Nielsen To Divide Into Two Companies, Splitting Commerce Data From Media Ratings

Nielsen will split into two separate public companies, breaking apart its Watch media measurement and metrics business from Connect, which provides market share analytics and attribution in the CPG and retail category.

The decision, announced during the company’s Q3 earnings report Thursday, comes after a yearlong strategic review, where Nielsen considered sales offers or other spinoff and exit opportunities. In the end, the board decided Nielsen’s most effective path forward was as two independent companies.

The restructure is expected to take nine months to a year to close, and CEO David Kenny will lead Nielsen Watch. The company is conducting a search for a new CEO of the Connect business.

Despite not closing a deal during the strategic review period, Nielsen’s decision doesn’t preclude a sale, and may even catalyze an acquisition of one or both of the businesses.

One of the barriers to a potential Nielsen sale was the company’s $8.5 billion debt, which will not be evenly distributed across both new companies. The less indebted (and faster growing) Watch business could be more attractive as a stand-alone asset.

The media measurement group grew almost 4% year over year to $870 million in Q3. The Connect business decreased by 2.2% to $746 million.

The businesses are also more efficient and will have higher growth potential operating separately, Kenny told investors.

For years, Nielsen and clients pursued a thesis that they could multiply marketing ROI by consolidating measurement for what people watch and what people buy, Kenny said.

That thesis didn’t entirely pan out because the verticals that needed the Watch data weren’t always the same verticals that needed the purchase data.

The retail and fast-moving consumer goods category (FMCGs, the global equivalent of CPGs) now make up only 9% of advertising, down from when household and grocery brands took the lion’s share of TV inventory, Kenny said.

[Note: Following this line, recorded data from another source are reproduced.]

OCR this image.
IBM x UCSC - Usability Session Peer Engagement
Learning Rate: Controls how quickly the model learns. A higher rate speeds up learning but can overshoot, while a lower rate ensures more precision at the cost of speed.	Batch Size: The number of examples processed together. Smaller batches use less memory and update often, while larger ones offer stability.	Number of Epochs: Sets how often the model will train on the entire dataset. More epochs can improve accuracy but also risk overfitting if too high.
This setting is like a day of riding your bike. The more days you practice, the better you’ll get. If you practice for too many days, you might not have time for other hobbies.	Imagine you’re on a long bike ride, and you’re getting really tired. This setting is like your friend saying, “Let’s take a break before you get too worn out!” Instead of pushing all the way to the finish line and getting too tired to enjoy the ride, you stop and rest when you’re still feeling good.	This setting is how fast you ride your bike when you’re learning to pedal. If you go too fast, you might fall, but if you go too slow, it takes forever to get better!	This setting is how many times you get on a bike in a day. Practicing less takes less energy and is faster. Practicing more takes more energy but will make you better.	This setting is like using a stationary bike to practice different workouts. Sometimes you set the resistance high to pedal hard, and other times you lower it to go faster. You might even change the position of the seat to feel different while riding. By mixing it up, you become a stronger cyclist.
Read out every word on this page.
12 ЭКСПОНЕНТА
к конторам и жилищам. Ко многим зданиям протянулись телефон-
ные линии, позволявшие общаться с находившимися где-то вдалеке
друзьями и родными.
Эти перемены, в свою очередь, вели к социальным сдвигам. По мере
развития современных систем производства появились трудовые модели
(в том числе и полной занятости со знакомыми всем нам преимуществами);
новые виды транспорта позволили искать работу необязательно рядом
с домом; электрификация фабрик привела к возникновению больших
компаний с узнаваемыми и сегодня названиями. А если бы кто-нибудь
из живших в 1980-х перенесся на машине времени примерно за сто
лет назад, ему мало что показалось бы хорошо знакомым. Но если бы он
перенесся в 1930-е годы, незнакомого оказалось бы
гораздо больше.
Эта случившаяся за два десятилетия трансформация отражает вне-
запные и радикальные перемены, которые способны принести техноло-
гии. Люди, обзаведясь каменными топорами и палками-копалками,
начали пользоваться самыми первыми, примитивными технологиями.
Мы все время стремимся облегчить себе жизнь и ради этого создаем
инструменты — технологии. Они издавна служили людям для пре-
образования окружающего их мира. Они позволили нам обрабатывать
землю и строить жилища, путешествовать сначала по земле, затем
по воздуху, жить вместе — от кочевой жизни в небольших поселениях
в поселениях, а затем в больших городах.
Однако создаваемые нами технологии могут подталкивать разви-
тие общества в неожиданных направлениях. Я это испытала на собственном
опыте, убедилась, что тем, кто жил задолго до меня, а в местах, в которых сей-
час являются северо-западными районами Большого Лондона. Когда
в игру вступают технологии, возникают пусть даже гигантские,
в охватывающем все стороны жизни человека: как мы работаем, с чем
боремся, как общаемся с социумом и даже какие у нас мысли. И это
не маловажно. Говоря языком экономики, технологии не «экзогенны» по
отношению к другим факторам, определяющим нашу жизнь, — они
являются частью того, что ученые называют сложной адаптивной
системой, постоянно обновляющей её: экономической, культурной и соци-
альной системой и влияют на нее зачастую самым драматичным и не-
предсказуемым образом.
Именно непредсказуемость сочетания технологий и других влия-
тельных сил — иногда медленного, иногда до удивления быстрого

The Connect business’s focus on retail data meant that the Watch business was necessarily over-indexed to that category.

One of the big opportunities for Nielsen Watch as an independent unit will be its growth into categories like pharma, auto, finance and credit cards, and being less reliant on FMCGs, he said.

Watch will also look for more measurement opportunities beyond advertising. Kenny said many streaming services don’t support ads, but increasingly need OTT market share analytics and to understand how their own content performs and because there are so many new competitors in the space.

After the split, the two Nielsen companies will continue to have preferred partnerships and pricing for clients that use both, Kenny said. But the synergies stop there. The Watch group will partner with outside data providers if customers use other vendors to match media to store sales or other business outcomes.

Nielsen still hopes to transition its legacy media ratings to digital and streaming media.

Of course, Nielsen’s competitor Comscore is also pursuing this goal. And both companies are challenged in digital media traction when it comes to cross-channel audience ratings.

Comscore’s new CEO, Bill Livek, former CEO of Rentrak, told investors on his earnings report earlier this week that many broadcasters and publishers moving content online adopt programmatic methodologies and aren’t using TV currencies – instead linking buys to digital performance metrics.

Kenny said Nielsen is “pushing forward with digital initiatives” and sees a chance to be a comprehensive cross-platform audience rating.

“Only Nielsen can provide that at true currency quality,” he said.